Петер даже прекратил наступать мне на ноги; прищурив один глаз, он посмотрел на меня в упор:
– Нет, неправда. Со временем… как мне кажется… это могло бы произойти. Но ты решила сказать об этом сейчас, потому что у тебя может не оказаться возможности заговорить об этом всерьез, так ведь?
– Да, – призналась я. – Верно.
– Тогда и я тебя люблю, – сказал он, и мы оба пожалели, что это не взаправду.

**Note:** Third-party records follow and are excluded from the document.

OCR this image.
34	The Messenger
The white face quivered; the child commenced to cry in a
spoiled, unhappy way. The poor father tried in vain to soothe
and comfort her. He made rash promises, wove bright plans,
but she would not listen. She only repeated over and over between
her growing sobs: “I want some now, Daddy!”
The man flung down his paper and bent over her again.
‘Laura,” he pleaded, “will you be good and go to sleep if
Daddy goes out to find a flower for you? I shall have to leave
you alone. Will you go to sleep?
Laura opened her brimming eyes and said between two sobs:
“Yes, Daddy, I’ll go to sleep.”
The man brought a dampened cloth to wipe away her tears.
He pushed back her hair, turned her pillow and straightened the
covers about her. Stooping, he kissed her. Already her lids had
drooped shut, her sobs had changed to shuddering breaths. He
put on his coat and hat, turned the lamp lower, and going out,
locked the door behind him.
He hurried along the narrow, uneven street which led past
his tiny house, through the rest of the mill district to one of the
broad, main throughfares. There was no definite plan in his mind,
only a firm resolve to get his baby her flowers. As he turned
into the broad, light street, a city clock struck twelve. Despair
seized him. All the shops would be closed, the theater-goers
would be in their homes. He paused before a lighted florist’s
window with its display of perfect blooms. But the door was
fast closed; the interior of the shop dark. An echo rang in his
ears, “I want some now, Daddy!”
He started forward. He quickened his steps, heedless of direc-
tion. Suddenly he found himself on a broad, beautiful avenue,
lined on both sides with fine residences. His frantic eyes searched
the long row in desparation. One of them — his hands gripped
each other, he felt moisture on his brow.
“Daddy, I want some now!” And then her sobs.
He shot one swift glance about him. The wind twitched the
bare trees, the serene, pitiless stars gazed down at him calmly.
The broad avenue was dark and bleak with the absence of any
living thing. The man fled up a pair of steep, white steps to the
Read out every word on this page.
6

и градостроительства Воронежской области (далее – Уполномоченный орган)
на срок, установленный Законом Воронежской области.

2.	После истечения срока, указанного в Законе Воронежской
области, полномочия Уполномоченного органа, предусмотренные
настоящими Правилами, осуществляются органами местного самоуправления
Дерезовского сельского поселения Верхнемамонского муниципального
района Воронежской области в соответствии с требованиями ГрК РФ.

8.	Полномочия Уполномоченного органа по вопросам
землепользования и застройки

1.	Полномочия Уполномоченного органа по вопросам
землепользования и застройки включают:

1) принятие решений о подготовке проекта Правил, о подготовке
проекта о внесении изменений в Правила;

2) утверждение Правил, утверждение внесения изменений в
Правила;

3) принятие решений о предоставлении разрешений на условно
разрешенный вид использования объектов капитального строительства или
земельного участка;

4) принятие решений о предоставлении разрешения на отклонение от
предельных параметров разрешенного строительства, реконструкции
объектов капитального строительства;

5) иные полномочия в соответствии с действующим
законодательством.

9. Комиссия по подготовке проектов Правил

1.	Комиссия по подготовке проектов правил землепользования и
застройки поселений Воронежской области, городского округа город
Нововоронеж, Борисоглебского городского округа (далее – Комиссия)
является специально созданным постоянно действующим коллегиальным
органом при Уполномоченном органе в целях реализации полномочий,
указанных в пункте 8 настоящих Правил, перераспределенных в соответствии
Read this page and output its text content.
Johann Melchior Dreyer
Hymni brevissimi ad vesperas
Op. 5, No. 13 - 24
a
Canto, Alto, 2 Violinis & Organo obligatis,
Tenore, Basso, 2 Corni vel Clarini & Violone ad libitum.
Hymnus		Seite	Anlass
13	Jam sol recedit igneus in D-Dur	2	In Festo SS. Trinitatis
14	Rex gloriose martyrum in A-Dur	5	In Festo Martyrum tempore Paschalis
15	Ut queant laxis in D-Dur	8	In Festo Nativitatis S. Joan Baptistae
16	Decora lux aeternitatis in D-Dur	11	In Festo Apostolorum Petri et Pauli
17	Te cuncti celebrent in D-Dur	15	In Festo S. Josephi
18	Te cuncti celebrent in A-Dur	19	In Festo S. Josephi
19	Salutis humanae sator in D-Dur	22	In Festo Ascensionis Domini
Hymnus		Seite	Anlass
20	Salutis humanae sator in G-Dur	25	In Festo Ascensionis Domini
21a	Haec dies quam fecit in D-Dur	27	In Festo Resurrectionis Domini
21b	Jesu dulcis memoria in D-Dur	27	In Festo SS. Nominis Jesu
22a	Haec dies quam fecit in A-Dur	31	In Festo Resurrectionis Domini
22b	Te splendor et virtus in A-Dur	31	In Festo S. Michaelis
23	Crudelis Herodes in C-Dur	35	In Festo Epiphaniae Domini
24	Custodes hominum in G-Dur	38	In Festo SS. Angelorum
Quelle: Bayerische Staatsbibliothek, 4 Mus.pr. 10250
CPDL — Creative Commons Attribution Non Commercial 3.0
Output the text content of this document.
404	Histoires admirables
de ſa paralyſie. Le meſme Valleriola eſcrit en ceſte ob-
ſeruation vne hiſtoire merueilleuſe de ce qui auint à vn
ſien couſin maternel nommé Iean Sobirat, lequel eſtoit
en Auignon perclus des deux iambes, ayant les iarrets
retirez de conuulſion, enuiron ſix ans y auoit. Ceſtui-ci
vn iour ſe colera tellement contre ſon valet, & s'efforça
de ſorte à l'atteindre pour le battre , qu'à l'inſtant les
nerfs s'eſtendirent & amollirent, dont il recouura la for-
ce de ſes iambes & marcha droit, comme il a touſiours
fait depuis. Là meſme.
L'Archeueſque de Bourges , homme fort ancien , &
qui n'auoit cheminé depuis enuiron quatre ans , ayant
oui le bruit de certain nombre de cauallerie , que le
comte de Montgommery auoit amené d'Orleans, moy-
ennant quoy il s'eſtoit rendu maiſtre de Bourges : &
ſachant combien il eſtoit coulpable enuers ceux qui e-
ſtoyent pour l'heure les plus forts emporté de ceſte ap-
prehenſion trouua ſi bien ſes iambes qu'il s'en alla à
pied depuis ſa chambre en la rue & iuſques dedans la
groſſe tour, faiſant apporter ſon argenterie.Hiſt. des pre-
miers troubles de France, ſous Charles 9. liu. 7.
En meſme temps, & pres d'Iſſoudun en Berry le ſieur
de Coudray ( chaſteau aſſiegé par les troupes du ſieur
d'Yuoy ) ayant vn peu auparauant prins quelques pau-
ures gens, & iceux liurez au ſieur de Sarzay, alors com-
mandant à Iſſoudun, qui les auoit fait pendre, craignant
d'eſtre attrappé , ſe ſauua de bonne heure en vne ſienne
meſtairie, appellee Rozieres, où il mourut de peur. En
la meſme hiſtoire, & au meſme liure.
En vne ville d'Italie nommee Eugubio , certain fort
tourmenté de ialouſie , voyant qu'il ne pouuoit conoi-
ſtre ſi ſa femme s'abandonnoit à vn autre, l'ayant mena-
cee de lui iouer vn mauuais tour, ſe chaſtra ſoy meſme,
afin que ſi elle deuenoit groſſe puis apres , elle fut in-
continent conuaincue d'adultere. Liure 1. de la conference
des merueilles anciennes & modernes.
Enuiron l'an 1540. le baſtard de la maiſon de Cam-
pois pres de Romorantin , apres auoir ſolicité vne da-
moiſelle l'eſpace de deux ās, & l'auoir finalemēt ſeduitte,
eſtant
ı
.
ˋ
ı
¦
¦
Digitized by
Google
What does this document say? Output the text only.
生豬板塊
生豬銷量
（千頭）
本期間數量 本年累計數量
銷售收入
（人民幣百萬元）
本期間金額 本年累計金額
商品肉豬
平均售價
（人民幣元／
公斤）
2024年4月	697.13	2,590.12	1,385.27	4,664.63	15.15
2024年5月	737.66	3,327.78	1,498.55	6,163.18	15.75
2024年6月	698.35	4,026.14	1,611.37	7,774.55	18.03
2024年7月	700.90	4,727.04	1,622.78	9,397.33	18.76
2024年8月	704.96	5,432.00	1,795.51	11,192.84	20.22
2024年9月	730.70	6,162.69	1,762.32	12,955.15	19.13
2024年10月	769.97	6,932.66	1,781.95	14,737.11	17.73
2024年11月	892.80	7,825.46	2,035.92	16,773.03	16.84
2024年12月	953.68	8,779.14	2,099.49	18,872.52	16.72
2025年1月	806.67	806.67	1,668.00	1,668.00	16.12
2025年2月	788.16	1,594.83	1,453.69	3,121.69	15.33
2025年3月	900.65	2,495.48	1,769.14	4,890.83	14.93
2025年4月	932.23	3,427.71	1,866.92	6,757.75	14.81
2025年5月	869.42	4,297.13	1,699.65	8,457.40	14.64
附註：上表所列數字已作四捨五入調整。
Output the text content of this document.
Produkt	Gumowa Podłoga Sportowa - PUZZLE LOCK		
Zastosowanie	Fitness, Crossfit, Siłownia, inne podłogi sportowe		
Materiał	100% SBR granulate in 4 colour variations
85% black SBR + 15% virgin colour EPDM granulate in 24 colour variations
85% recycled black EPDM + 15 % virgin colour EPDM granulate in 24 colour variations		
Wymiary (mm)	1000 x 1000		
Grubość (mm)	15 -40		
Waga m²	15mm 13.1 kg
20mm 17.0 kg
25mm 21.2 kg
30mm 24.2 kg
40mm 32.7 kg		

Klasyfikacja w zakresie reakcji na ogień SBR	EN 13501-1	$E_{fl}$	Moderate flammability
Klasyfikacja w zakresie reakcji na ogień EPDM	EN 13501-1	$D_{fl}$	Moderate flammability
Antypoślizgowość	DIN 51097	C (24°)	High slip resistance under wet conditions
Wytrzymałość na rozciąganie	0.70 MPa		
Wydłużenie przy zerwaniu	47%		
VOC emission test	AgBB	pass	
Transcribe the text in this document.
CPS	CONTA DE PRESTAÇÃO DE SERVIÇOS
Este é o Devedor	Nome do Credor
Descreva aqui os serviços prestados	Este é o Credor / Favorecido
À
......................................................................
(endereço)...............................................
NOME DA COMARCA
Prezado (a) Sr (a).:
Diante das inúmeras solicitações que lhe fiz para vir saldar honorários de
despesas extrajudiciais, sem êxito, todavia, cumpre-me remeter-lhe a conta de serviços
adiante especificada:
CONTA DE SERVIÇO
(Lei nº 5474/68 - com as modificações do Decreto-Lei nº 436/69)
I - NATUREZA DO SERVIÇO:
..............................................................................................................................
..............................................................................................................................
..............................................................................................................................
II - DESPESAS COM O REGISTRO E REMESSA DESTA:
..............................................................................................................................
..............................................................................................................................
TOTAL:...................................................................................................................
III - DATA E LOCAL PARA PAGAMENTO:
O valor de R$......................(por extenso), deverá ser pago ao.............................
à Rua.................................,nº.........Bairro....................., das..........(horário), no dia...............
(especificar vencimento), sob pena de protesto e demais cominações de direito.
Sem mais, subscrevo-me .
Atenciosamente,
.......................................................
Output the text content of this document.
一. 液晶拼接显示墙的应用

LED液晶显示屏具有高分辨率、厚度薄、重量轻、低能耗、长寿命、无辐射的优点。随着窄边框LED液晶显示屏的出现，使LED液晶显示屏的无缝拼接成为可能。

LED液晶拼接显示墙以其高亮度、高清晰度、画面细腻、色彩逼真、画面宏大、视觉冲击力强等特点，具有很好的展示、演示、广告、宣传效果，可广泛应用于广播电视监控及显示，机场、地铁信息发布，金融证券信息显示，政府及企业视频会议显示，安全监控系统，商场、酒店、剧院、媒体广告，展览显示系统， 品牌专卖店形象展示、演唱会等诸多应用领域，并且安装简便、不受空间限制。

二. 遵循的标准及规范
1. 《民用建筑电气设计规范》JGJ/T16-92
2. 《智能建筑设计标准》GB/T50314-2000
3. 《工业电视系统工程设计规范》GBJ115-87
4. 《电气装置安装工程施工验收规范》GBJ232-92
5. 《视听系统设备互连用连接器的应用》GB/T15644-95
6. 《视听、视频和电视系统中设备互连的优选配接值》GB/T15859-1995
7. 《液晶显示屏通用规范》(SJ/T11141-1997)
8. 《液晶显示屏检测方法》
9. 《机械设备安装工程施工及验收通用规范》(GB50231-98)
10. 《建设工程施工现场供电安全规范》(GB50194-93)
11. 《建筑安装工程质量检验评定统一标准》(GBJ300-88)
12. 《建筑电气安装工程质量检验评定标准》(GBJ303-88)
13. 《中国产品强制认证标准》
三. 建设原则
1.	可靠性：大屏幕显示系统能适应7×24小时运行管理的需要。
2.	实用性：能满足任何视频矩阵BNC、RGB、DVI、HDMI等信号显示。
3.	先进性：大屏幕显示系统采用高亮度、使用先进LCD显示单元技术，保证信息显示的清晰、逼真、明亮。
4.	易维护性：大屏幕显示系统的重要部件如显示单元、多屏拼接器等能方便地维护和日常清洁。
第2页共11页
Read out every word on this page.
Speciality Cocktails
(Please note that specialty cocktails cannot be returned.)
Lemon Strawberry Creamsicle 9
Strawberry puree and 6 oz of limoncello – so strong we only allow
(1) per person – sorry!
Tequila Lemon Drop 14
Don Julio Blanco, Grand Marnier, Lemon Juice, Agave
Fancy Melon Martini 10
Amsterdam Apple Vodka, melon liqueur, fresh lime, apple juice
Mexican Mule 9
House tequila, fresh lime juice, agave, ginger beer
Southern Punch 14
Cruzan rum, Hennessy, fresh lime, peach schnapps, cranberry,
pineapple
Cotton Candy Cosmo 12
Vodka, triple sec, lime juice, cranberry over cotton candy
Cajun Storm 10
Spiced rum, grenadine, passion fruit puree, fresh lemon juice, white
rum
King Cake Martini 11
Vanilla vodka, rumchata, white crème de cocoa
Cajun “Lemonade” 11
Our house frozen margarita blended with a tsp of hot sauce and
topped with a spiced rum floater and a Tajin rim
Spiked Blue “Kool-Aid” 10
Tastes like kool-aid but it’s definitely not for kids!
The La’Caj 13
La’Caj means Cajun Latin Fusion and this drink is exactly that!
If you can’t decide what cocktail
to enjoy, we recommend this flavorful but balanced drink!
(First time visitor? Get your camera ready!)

Тем не менее я повторила эту фразу в костлявую лесенку грудины Петера. Беззвучно, одними губами. Но уверена, что он каким-то чудом расслышал. Потому что после окончания музыки он с большой неохотой оторвался от нашего вальса и зашагал в лиловые разводы сумерек, пообещав достать, что я просила, и не требовать оплаты поцелуями.
Я сказала, что насчет поцелуев сама как-нибудь решу.
И он ответил, что сопротивляться не будет.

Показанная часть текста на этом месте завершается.